The short notations that follow the top 50 choices should not be so much considered reviews but instead annotations from some of the supporters of these records as to why these particular releases matter. You'll obviously have your own choices and own ideas of what has been left off: even with 200 picks, there were many great Northwest bands that didn't make the list, either because they didn't have enough votes or because our critics thought their recorded output wasn't up to snuff. Remember this is a list of top recorded releases, not of bands or performances. In compiling these results, the performance of some bands was affected by having several different titles available (The Screaming Trees got votes for six different albums) and having so many different releases probably put some bands farther down the list than other groups that might have just one really big album. We did not compile all the votes for each group, we simply compiled votes for the releases.
Comparing this list to the Top 100 from the 1989 poll shows that the book of Northwest music history is being rewritten each year. Almost 45 percent of the releases voted for here came out since that last poll, either a reflection that current music is fresh on our minds or proof that some awesome records have come out in the past few years (or both). One eighth of the picks here are from 1994, proving that last year was indeed a bumper crop of Northwest gems. Surprisingly, there are more records from the '60s than the '70s on the list, and almost as many from 1988 and 1989 as from the entire rest of the '80s decade. The time line stretches back to the '40s, meaning this list represents more than 50 years of Northwest music.
You'll find the title of the release listed first, followed by the artist, then original format and label, and finally the original release year.

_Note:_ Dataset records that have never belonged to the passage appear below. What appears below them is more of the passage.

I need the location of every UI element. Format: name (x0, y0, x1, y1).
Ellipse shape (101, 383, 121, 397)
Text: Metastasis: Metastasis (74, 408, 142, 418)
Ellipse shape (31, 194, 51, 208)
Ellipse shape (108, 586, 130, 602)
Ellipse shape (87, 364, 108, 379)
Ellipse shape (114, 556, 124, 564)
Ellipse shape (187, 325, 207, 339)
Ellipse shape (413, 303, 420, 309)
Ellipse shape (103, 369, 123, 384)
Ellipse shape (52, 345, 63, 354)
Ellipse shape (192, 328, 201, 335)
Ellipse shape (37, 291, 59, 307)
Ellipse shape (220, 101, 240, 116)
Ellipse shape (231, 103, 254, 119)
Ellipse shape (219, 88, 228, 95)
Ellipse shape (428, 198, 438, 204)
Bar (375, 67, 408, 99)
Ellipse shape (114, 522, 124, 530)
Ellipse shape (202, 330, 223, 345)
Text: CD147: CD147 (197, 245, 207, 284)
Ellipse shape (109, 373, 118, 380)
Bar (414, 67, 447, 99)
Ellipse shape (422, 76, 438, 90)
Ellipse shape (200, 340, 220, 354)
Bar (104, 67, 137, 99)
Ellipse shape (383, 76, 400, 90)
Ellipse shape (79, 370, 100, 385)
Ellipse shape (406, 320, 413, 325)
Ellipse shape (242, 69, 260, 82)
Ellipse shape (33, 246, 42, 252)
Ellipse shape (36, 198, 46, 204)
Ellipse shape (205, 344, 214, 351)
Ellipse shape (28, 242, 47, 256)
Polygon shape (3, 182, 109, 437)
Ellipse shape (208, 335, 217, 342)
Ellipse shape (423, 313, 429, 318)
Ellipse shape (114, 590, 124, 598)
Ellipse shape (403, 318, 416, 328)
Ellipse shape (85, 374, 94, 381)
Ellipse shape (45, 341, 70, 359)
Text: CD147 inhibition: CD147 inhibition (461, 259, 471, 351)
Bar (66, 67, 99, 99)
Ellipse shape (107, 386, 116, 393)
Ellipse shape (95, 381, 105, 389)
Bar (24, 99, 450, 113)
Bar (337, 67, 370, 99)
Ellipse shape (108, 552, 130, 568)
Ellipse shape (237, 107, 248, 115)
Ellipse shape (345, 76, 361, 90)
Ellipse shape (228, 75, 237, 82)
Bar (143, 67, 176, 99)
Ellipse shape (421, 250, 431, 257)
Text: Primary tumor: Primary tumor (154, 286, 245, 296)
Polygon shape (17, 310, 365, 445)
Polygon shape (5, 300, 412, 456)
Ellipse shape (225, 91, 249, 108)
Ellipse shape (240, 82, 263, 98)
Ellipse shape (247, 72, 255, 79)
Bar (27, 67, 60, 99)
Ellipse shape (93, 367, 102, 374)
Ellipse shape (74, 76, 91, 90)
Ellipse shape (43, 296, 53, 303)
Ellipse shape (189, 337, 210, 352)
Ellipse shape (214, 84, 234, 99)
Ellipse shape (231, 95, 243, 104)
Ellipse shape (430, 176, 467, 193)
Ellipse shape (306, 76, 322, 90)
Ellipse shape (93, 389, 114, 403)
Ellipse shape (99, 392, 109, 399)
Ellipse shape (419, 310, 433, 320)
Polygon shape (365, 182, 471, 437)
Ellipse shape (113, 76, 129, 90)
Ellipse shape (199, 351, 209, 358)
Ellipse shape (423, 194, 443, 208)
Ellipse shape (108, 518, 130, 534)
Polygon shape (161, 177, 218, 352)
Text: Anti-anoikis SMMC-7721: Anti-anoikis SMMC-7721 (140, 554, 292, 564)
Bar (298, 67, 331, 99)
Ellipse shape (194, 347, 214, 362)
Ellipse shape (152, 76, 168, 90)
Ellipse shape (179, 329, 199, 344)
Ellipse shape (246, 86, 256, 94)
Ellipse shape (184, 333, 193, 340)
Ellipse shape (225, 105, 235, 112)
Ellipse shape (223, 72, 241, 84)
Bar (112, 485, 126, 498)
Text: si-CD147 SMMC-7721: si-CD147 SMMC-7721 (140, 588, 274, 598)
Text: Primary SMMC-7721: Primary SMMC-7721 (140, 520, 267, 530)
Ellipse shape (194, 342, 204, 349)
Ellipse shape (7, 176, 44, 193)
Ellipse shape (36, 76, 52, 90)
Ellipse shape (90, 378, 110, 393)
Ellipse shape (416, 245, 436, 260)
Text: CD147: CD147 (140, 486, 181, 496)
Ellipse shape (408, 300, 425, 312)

1. Nevermind, Nirvana (CD, DGC) 1991
I remember predicting at the record release party for Nevermind that the new album would sell 100,000 copies--people scoffed at me for suggesting such a high figure. I was only off by about seven and a half million, but if I was on "The Price is Right" I still would have won since my guess was closer than most at the time. From the first moment you heard the first chord you knew this was going to be a huge record: how important took pretty much everyone--Kurt, Krist, and Dave, too--by complete surprise. One of the reasons it scored so high here (a runaway first place, topping the next contender by almost two to one) is because not only was it an important album, but it was the kind of music that you fell in love with. Where Sonic Youth had been heralded for years by critics as "our music," Kurt was a populist with his melodies and as a result, Nevermind is one of the few pop albums that properly deserves the title masterpiece. Though we've only had this in our lives for four short years, it has aged well. I can't imagine a time when this pure vision won't rock. (Hometown bragging rights note: Nirvana's logo--in the Century Condensed typeface--was produced on The Rocket's typesetting machine, the same machine that set this magazine for more than 14 years.)
In The Rocket Top 200, Nirvana also scored #3 with Bleach, #19 with In Utero, #68 with Love Buzz, #82 with MTV Unplugged Live in New York, and #106 with Incesticide. For a complete list of the Rocket Top 200, refer to Rocket Issue #200.